Total ozone in the tropics shows temporal variations at various time scales (e.g., intraseasonal, annual, and those associated with the Quasi-Biennial Oscillation (QBO) and El Niño-Southern Oscillation (ENSO)) with a unique zonal structure (the so-called wave-one structure). Both dynamical and photochemical processes need to be considered for a full understanding of tropical ozone. Although satellite ozone measurements had revealed various characteristics of ozone variations, vertically resolved in-situ measurements were needed particularly around the tropical tropopause to understand even the fundamental processes responsible for those variations.
Water vapor plays key roles in the Earth’s radiative balance and in the stratospheric ozone photochemistry. The water vapor transport and dehydration processes around the tropical tropopause are the major factors to determine the stratospheric water vapor, affecting the stratospheric ozone changes. Again, vertically resolved in-situ measurements of water vapor in the tropics were needed.
Figure 1. Stratosphere, troposphere, and the tropical tropopause layer (TTL).
The need for vertically resolved in-situ ozone and water vapor measurements described above was the primary motivation when the Soundings of Ozone and Water in the Equatorial Region (SOWER) was started in 1998 by using ozonesondes and various balloon-borne frostpoint hygrometers (e.g., NOAA FPH, Snow White, CFH, FLASH-B, and FINEDEW). The first two SOWER stations were located at San Cristobal Island in the Galapagos Islands (Ecuador) in the equatorial eastern Pacific and at Christmas Island (Kiribati) in the equatorial central Pacific (Figure 2). Together with the regular ozonesounding station at Watukosek (Indonesia), the early SOWER covered the three key regions in the tropical Pacific Ocean to characterize the east-west contrast in ozone and water vapor in the tropical Pacific.

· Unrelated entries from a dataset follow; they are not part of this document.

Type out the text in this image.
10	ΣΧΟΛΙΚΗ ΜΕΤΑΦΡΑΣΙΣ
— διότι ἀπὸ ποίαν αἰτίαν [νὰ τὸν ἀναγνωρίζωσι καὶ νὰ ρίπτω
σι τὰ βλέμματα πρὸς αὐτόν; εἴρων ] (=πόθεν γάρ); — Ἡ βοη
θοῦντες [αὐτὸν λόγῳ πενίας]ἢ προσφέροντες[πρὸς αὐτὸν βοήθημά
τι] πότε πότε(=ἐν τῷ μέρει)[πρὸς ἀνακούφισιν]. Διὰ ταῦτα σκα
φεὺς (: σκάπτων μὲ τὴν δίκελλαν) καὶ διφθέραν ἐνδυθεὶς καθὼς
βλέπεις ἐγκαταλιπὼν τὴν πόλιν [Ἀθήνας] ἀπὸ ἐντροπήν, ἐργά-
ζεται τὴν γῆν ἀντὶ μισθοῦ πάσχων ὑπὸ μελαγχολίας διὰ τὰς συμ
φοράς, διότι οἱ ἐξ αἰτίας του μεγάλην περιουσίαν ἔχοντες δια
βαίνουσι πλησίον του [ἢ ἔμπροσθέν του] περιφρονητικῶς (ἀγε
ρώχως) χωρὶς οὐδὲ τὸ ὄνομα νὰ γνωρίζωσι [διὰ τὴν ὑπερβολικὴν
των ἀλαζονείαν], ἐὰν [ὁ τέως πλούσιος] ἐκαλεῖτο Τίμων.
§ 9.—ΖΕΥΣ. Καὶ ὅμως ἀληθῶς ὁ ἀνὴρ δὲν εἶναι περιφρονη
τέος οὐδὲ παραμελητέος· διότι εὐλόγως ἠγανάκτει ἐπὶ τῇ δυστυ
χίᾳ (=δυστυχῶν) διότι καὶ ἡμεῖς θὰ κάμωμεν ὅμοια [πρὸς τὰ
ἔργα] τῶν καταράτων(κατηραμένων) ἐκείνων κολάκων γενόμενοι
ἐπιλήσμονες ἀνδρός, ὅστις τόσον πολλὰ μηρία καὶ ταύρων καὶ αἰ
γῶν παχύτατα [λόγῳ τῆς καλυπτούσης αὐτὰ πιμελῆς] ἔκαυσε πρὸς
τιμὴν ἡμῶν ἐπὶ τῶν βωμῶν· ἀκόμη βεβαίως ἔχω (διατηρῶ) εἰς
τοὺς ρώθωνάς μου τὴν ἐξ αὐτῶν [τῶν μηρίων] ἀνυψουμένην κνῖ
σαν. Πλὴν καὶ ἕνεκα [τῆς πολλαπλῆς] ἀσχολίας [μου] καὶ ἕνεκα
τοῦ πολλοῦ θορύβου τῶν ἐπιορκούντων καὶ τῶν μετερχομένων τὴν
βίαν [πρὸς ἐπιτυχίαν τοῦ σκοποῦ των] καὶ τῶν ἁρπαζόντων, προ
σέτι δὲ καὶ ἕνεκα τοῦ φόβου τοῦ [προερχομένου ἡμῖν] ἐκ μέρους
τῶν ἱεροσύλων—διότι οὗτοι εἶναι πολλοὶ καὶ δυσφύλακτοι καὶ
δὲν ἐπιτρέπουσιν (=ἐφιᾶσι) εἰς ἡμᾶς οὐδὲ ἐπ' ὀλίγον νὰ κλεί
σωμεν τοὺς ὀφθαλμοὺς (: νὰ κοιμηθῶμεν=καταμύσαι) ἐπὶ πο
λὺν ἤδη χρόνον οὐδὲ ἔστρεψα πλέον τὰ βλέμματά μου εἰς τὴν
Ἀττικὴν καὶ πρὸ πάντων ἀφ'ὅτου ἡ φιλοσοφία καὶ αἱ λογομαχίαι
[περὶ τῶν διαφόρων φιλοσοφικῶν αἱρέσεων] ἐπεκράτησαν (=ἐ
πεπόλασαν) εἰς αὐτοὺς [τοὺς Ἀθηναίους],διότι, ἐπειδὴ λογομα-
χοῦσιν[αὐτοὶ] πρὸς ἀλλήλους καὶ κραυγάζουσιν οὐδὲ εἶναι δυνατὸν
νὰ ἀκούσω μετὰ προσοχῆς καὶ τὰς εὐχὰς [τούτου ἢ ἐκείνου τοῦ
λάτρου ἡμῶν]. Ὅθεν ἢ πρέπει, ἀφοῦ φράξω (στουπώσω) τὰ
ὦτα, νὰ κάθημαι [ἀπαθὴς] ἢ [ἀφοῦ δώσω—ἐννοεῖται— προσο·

Later, the SOWER’s scientific focus was placed more on the dehydration processes in the Tropical Tropopause Layer (TTL) over the tropical western Pacific in northern winter season, where and when the tropopause is coldest, creating driest air for the stratosphere. The SOWER stations now include Tarawa (Kiribati), Bandung, Biak, and Kototabang (Indonesia), Hanoi (Vietnam), and various research vessels (Figure 2). The so-called match observation campaigns have been conducted where Lagrangian water vapor changes along air trajectories are directly measured. Also, cirrus cloud measurements are conducted using the Mie-scattering depolarization lidars and various balloon-borne particle sensors simultaneously with the ozone and water vapor measurements.
Figure 2. Location of the SOWER stations during 1998-2014.
The SOWER activities are made possible by strong, long-term support from the local institutes, i.e., the Instituto Nacionál de Meteorología e Hidrología (INAMHI), Ecuador, the Indonesian National Institute of Aeronautics and Space (LAPAN), Indonesia, the National Hydro-Meteorological Service, Ministry of Natural Resources and Environment, Vietnam, and the Kiribati Meteorological Service, Kiribati.